Semi-supervised Fréchet Regression
Rui Qiu, Zhou Yu, Zhenhua Lin
TL;DR
This work tackles regression where the response lies in a non-Euclidean metric space by leveraging abundant unlabeled feature data. It introduces two semi-supervised Fréchet regression estimators, NW and kNN variants, built on graph-based geodesic distances to exploit a low-dimensional manifold structure. The authors establish nonasymptotic convergence rates that adapt to the intrinsic dimension $q$ of the manifold, achieving minimax-optimal rates of order $n^{-\frac{2\beta}{2\beta+q}}$ in the Hölder regime, and demonstrate substantial empirical gains over purely supervised methods in simulations and a real-face dataset. The results justify using unlabeled data to learn the manifold geometry and improve non-Euclidean prediction accuracy, with practical impact for distributional data, SPD matrices, and spherical targets. The study also discusses limitations and future extensions, including online semi-supervised learning and potential deep-learning integrations.
Abstract
This paper explores the field of semi-supervised Fréchet regression, driven by the significant costs associated with obtaining non-Euclidean labels.

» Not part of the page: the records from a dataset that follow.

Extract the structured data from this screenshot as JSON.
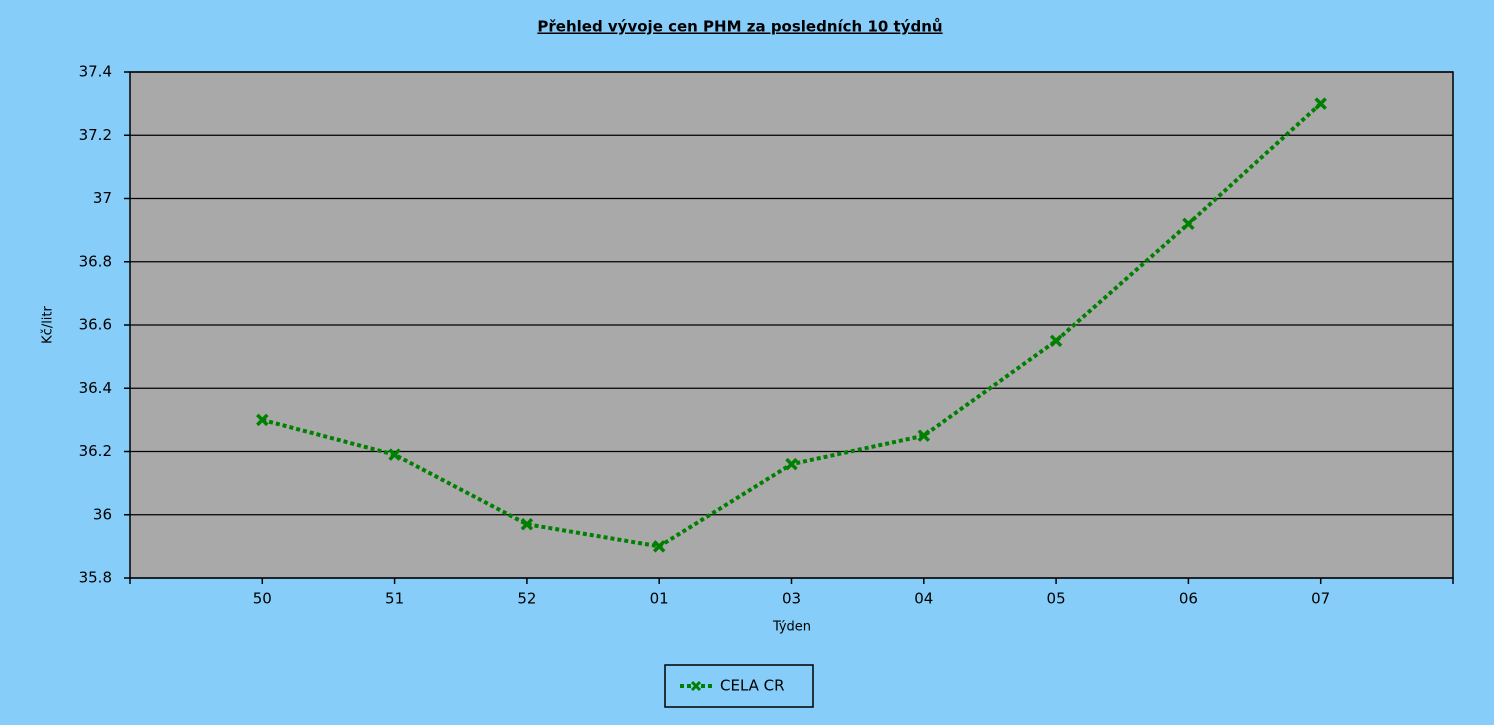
{
  "chart_data": {
    "type": "line",
    "title": "Přehled vývoje cen PHM za posledních 10 týdnů",
    "x_label": "Týden",
    "y_label": "Kč/litr",
    "categories": [
      null,
      "50",
      "51",
      "52",
      "01",
      "03",
      "04",
      "05",
      "06",
      "07",
      null
    ],
    "series": [
      {
        "name": "CELA CR",
        "color": "#008000",
        "values": [
          null,
          36.3,
          36.19,
          35.97,
          35.9,
          36.16,
          36.25,
          36.55,
          36.92,
          37.3,
          null
        ]
      }
    ],
    "ylim": [
      35.8,
      37.4
    ],
    "yticks": [
      35.8,
      36,
      36.2,
      36.4,
      36.6,
      36.8,
      37,
      37.2,
      37.4
    ],
    "grid": true,
    "legend": "bottom"
  }
}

Methodologically, we propose two novel methods: semi-supervised NW Fréchet regression and semi-supervised kNN Fréchet regression, both based on graph distance acquired from all feature instances. These methods extend the scope of existing semi-supervised Euclidean regression methods. We establish their convergence rates with limited labeled data and large amounts of unlabeled data, taking into account the low-dimensional manifold structure of the feature space. Through comprehensive simulations across diverse settings and applications to real data, we demonstrate the superior performance of our methods over their supervised counterparts. This study addresses existing research gaps and paves the way for further exploration and advancements in the field of semi-supervised Fréchet regression.